All of this was brought back to me by a recent reference to an underappreciated Russian novel: Vasily Grossman’s “Stalingrad,” which was written in the aftermath of the war and which is now available in a new (2019) translation. I’m only partly through the massive (900+ pages) book, but so far, it lives up to its billing. Much of the critical respect for the book draws on a pair of parallels: Napoleon’s 1812 expedition: Hitler’s 1941-43 invasion; and Tolstoy’s “War and Peace” and Grossman’s works. Tolstoy’s epic chronicles the impact of Napoleon’s invasion on a set of Russian families and Grossman (fully aware of the precedent) does the same for his 20C story. While Grossman’s book is large, it is only the first half of a saga (continued in “Life and Fate”) which, together outweighs “War and Peace.”

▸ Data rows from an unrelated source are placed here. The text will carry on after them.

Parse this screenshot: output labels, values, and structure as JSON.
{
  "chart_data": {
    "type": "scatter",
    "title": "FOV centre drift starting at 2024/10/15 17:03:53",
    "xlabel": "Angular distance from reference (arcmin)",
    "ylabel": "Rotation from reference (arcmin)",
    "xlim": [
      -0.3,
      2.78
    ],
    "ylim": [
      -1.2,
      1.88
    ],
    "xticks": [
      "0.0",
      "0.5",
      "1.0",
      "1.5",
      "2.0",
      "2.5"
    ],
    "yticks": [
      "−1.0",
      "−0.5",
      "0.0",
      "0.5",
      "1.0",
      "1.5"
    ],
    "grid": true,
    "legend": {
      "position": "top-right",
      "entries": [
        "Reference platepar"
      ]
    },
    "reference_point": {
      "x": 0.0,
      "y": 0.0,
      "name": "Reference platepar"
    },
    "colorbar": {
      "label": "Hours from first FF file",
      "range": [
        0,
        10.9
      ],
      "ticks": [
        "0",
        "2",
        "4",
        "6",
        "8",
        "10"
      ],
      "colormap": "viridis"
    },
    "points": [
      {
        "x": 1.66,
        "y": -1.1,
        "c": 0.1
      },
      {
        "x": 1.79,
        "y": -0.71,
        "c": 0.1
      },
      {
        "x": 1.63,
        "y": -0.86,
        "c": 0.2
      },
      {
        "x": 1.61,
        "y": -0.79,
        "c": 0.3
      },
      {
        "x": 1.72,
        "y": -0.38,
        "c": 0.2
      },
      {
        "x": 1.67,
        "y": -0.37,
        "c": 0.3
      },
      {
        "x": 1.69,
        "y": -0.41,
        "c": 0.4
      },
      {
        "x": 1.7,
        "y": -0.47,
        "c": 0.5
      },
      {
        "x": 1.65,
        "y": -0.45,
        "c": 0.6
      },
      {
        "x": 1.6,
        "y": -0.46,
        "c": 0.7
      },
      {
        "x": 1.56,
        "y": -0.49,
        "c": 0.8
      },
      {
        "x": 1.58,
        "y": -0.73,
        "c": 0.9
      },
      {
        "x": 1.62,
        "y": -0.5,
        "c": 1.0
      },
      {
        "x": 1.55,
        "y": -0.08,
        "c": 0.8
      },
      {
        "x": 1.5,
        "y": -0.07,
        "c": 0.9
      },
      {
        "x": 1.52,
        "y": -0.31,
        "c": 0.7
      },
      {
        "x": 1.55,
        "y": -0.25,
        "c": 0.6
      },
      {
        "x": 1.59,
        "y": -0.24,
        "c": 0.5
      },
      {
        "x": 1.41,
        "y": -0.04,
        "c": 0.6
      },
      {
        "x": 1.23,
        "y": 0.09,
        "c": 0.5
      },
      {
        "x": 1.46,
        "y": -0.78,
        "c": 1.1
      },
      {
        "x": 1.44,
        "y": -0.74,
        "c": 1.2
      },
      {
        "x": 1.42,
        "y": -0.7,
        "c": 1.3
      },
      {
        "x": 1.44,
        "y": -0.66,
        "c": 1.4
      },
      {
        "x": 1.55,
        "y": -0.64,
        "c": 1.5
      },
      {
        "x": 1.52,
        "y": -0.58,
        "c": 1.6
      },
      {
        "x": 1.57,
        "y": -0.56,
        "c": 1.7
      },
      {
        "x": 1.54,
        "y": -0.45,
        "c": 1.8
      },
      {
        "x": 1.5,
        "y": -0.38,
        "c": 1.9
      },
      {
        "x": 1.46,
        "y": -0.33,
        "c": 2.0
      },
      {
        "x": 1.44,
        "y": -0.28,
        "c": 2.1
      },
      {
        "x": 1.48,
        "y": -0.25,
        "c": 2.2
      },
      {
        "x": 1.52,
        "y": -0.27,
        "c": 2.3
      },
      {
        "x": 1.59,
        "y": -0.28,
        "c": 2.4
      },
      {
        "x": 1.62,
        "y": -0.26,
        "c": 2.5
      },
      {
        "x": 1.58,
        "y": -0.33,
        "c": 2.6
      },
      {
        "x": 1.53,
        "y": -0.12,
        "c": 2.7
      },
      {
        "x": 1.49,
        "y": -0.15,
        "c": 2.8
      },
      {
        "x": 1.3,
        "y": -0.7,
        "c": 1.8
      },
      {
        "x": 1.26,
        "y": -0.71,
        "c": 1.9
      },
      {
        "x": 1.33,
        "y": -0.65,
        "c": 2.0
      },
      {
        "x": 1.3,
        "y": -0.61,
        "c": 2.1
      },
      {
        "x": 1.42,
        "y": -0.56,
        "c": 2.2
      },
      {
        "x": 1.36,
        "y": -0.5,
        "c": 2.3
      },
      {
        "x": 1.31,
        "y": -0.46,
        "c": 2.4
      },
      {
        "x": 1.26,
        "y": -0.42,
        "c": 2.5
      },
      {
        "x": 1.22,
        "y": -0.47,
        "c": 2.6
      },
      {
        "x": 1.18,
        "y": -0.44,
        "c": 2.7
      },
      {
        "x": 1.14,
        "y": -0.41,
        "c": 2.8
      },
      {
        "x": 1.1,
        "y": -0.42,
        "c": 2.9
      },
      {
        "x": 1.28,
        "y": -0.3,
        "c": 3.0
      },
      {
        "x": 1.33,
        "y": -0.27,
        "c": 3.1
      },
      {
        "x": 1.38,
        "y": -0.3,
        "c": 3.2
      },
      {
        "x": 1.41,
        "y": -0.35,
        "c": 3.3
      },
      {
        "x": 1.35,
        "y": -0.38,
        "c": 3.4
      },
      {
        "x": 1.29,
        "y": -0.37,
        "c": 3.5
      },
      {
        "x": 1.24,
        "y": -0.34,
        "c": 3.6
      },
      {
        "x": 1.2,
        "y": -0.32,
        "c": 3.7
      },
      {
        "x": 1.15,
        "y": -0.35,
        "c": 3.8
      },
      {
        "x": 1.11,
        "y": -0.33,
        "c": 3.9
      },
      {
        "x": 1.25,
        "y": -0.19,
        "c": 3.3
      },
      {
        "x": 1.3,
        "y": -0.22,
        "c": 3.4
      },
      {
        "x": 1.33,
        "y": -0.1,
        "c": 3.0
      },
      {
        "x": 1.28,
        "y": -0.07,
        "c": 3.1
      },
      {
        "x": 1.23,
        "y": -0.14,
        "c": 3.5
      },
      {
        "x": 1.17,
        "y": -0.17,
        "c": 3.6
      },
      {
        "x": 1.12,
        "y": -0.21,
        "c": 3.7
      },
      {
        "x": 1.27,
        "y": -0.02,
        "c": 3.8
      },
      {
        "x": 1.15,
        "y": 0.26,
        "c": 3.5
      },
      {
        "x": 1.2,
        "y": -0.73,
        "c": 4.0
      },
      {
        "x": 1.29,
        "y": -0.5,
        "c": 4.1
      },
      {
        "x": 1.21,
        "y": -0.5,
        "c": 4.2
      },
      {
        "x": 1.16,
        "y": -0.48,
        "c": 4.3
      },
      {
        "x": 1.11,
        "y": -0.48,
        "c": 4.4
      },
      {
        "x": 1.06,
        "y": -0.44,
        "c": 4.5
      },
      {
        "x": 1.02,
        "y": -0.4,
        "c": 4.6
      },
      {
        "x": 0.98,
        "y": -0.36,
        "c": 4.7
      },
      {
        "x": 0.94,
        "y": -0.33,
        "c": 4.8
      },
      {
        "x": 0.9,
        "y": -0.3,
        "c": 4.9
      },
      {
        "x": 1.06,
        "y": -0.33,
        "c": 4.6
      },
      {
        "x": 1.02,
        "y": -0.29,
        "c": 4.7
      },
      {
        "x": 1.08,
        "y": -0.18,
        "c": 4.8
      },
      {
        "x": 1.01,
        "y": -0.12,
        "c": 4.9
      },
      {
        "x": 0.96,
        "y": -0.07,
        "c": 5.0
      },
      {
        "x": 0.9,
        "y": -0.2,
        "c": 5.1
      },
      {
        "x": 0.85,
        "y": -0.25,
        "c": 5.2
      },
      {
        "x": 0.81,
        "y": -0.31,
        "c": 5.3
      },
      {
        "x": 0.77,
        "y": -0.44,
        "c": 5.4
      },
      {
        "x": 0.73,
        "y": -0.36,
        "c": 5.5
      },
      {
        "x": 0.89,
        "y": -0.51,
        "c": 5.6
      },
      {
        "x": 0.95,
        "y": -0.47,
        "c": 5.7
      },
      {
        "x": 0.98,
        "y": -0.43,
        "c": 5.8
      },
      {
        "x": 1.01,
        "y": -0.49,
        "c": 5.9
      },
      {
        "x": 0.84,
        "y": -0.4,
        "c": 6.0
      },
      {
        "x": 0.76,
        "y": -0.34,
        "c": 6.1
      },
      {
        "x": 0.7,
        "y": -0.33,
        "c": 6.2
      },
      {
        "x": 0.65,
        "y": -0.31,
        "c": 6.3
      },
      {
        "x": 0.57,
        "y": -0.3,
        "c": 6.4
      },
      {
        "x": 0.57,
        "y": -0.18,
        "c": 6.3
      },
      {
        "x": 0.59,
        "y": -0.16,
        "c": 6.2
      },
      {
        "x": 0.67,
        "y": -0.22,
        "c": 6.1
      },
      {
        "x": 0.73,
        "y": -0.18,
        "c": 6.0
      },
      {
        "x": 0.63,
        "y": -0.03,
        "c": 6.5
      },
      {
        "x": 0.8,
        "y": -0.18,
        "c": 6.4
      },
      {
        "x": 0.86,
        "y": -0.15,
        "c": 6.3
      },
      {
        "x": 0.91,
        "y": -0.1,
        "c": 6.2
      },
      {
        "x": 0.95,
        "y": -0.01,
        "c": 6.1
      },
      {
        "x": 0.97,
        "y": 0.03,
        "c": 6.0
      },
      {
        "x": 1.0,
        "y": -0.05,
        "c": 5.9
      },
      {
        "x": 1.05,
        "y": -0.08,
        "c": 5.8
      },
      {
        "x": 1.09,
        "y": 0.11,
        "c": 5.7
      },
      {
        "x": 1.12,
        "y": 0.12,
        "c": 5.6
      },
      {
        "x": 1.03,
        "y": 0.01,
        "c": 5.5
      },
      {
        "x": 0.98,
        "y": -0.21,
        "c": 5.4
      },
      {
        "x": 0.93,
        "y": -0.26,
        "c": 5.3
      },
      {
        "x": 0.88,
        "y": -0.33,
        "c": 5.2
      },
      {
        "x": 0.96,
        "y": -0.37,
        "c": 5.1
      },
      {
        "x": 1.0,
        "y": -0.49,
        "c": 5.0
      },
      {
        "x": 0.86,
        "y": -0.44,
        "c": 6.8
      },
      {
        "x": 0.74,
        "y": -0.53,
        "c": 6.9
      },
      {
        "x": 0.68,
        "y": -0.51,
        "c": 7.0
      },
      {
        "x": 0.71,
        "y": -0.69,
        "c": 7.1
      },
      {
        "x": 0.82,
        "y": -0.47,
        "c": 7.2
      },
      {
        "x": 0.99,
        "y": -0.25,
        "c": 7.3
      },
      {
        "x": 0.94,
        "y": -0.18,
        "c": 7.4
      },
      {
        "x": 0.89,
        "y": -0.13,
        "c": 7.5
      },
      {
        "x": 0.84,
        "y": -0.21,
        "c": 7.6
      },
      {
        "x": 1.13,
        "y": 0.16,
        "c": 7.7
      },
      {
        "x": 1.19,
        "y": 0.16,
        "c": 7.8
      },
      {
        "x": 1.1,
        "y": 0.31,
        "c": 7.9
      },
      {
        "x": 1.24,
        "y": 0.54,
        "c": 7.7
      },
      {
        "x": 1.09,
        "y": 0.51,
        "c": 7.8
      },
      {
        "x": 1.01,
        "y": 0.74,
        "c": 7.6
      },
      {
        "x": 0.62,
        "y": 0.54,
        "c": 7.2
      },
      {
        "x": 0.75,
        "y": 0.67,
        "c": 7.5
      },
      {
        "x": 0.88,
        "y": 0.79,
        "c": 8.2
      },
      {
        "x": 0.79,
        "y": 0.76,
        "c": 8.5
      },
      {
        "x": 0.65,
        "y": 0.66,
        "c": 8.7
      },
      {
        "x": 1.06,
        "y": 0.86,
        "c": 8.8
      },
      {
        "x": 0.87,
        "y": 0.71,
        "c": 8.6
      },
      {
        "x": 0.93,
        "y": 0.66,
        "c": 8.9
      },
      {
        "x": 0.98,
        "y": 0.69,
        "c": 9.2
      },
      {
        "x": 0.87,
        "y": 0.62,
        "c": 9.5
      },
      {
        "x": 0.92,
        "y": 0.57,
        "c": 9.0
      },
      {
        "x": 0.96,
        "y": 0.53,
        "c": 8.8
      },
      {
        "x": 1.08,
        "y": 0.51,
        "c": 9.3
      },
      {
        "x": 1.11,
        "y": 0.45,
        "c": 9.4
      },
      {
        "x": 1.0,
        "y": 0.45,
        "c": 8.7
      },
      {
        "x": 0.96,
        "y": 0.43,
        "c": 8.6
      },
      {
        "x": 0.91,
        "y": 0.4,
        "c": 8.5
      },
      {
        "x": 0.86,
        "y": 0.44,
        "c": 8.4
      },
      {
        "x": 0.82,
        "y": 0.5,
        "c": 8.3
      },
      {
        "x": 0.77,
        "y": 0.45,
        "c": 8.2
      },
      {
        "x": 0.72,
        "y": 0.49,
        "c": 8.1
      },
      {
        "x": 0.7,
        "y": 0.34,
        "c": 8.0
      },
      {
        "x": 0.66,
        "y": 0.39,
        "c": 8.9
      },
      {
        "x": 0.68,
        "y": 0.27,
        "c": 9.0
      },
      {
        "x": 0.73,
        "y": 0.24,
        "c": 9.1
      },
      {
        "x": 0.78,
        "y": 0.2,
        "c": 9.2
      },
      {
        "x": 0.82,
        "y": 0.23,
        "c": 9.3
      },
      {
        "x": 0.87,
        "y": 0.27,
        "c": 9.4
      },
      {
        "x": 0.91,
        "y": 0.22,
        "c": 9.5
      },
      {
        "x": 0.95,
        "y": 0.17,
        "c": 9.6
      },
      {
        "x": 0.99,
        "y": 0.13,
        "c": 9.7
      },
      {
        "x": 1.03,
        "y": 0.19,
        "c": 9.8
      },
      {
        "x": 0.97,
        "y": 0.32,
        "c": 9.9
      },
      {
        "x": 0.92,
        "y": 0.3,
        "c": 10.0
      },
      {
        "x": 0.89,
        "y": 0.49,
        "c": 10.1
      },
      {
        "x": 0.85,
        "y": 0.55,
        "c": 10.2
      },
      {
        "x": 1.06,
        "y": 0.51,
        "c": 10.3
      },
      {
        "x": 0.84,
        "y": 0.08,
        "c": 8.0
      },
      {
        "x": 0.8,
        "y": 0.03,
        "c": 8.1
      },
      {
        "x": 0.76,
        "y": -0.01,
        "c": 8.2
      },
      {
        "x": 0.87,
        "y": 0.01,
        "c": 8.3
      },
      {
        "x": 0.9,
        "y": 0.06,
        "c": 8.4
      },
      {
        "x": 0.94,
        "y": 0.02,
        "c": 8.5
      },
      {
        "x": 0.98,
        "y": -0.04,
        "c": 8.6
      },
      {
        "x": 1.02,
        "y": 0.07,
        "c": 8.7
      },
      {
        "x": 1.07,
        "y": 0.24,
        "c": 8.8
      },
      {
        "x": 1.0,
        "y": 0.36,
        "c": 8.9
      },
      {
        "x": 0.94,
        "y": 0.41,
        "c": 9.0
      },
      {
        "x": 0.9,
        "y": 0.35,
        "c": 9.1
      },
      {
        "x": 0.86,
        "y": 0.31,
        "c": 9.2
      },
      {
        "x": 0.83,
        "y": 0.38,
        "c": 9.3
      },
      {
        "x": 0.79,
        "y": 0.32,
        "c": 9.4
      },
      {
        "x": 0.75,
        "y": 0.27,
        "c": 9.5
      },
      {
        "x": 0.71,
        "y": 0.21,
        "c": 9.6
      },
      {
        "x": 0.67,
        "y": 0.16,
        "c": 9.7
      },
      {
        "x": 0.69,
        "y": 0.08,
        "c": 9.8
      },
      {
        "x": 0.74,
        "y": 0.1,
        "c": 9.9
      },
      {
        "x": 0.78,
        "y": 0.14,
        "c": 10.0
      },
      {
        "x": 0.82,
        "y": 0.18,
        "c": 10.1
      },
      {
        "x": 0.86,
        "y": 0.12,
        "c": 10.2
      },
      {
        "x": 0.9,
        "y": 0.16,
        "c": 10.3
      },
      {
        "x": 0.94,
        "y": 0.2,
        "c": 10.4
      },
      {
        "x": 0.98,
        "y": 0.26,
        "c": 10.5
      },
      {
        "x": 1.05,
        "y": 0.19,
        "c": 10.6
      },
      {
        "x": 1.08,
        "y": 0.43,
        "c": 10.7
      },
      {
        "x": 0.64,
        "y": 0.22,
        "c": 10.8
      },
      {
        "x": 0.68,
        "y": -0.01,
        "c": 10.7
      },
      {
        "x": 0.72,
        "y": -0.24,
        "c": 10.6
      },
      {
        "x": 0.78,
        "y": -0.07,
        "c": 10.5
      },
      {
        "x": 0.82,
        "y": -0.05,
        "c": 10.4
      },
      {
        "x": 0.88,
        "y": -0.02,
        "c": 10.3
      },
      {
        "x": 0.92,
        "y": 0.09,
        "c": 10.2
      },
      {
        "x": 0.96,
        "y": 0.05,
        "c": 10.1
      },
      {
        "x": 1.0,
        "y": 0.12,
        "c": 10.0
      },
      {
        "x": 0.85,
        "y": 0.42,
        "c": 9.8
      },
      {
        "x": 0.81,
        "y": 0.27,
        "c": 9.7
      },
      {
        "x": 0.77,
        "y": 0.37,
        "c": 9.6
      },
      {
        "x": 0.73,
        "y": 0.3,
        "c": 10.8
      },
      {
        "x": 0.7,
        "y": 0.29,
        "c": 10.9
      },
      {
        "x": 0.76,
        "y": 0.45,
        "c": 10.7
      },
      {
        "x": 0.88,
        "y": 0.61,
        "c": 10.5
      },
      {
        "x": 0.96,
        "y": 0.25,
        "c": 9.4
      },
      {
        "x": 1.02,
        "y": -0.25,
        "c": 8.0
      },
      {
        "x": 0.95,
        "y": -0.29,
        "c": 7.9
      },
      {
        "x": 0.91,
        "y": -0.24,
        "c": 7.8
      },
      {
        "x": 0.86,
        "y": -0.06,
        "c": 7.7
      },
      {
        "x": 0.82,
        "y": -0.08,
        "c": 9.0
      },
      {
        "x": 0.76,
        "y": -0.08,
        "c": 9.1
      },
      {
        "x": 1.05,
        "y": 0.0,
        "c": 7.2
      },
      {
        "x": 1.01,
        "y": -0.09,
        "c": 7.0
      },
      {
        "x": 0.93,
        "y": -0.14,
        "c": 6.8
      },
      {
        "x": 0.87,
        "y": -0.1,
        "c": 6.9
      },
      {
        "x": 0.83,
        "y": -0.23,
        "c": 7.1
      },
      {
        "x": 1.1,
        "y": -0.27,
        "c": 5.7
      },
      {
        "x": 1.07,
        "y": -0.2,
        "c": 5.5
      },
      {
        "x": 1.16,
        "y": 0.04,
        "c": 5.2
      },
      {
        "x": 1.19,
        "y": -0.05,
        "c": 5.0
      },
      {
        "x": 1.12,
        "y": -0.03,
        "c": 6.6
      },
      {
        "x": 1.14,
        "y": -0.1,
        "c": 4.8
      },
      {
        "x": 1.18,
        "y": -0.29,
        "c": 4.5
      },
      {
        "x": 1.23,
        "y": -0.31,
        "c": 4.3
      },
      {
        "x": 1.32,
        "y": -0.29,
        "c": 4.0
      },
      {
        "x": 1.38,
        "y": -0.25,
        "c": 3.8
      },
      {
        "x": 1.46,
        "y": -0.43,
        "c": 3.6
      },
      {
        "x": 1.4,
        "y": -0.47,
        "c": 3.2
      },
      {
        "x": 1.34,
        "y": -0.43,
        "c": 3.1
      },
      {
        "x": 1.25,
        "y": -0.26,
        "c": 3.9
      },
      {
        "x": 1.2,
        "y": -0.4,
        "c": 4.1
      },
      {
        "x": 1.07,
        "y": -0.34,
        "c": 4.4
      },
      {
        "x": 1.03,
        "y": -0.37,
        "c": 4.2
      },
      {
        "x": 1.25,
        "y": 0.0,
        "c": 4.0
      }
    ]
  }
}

Both bring a sharply observed sense of the individuals involved (the fictional equivalent of the anthropological “thick description” that gives the reader access to psychological and sociological understandings of the subjects). Both combine a fictional history (although Grossman was writing current events and Tolstoy was writing from fifty+ years distance) with philosophical reflections on the nature of war, family, and history. Both are self-sufficient as door-stops.
Big books aren’t everyone’s taste. I rather appreciate the opportunity for deep immersion and have a decent set of this distinctive genre, both in fiction and in history. Perhaps it is a certain fatalism and the long, dark winters that make the Russians particularly prone to write them (see, e.g., Solzhenitsyn’s Gulag Archipelago).
Such a novel brings an important perspective to the usual historical treatment of a major geopolitical event such as the Battle of Stalingrad. We have to bear both the macro and the micro in mind. The travails of the people in Grossman’s story tie down the gloss of the summary “the Germans invaded, got beaten, and pushed back” historical take. Such great events are, after all, entirely comprised of dozens or thousands of such individual experiences. The death and destruction of war makes it hard for historians to capture this level of detail (sources are sparse) and it often falls, therefore, to novelists to fill the gap. Tolstoy did it with a stunning scope of imagination. Grossman, present in the specific time and place, brings more of a reportorial eye. We can learn much from both.
I don’t know when I will teach 20C European history again; but I’m sure my handling of this aspect of the war will be different as a result of Grossman’s deep dive.